Close your eyes and you can imagine a world in which gold is present in the cracks of the seafloor. Scientists have found an important way that seawater helps form gold and it is considered one of our planet’s most precious materials. A team of scientists journeyed to the northwestern British Columbia, where they set out to gather and study ancient ore-bearing rocks.
The deposit was initially formed in a submarine oceanic island arc about 183 million years ago, brought up from below by plate tectonic processes. The detailed study showed that the ancient geological artifacts were the result of the powerful oceans. The researchers tracked how seawater eventually percolated into the Earth’s crust. Researchers in his group determined how seawater had made its way down into the Earth’s crust.
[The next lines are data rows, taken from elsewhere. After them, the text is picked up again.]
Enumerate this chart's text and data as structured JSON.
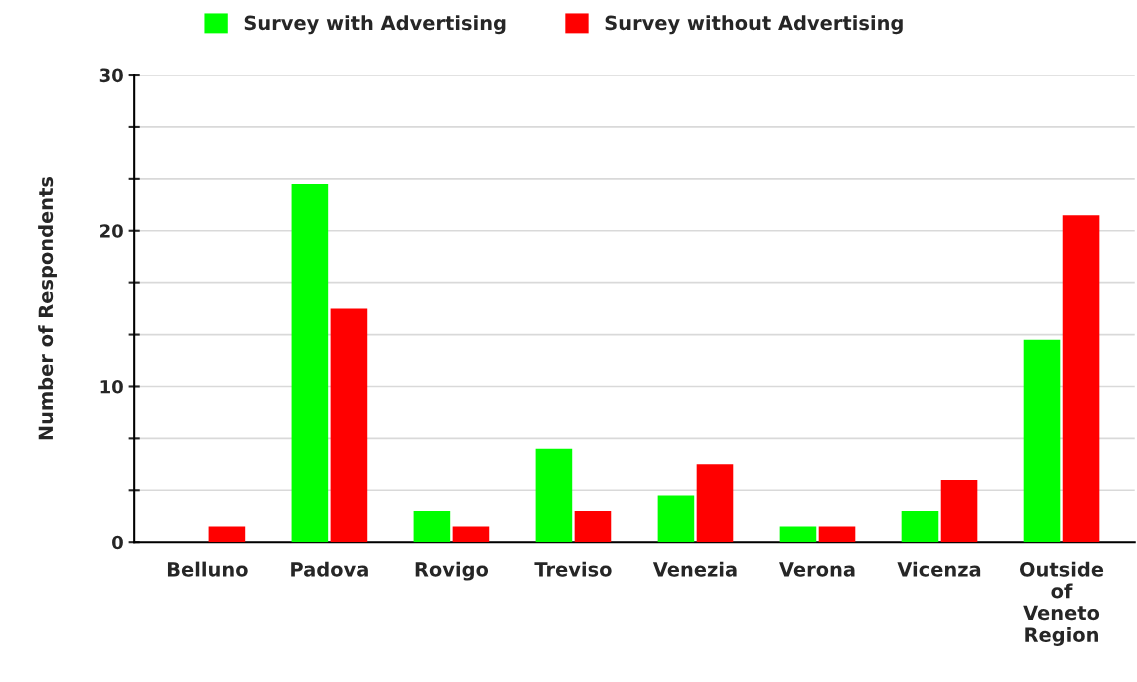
{
  "chart_data": {
    "type": "bar",
    "ylabel": "Number of Respondents",
    "categories": [
      "Belluno",
      "Padova",
      "Rovigo",
      "Treviso",
      "Venezia",
      "Verona",
      "Vicenza",
      "Outside\nof\nVeneto\nRegion"
    ],
    "series": [
      {
        "name": "Survey with Advertising",
        "color": "#00ff00",
        "values": [
          null,
          23,
          2,
          6,
          3,
          1,
          2,
          13
        ]
      },
      {
        "name": "Survey without Advertising",
        "color": "#ff0000",
        "values": [
          1,
          15,
          1,
          2,
          5,
          1,
          4,
          21
        ]
      }
    ],
    "ylim": [
      0,
      30
    ],
    "yticks": [
      0,
      {
        "value": 3.333,
        "label": null
      },
      {
        "value": 6.667,
        "label": null
      },
      10,
      {
        "value": 13.333,
        "label": null
      },
      {
        "value": 16.667,
        "label": null
      },
      20,
      {
        "value": 23.333,
        "label": null
      },
      {
        "value": 26.667,
        "label": null
      },
      30
    ],
    "grid": "y",
    "legend": "top"
  }
}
They combined with ore fluids before this interaction forged gold.
The research study’s co-author is Anthony Williams-Jones, who is a professor at McGill University in the Department of Earth and Planetary Sciences. “These rocks, dating back to the Early Jurassic period, are hosted in volcanic and sedimentary formations,” said Professor Williams-Jones. “Using high-resolution mass spectrometry, we decoded their unique chemical signatures. The finding of seawater-triggered gold is surprising.”
Finding gold in curdled milk
This discovery is not a standalone revelation. It follows a find from about six months back when the gold formation was discovered to be surprisingly akin to milk curdling, a widespread and well-understood process. Gold nanoparticles come together like proteins in milk.
Scientists more found that it lies with the sodium ions abundant in seawater. Sodium ions spur the gold nanoparticles to coalesce with a similar effect as the process of acid-making in the souring of milk. “In our new study, we found that sodium ions in seawater cause gold nanoparticles to clump together and it is acting like the acid in the souring of milk, and eventually forming gold veins,” said lead author Duncan McLeish.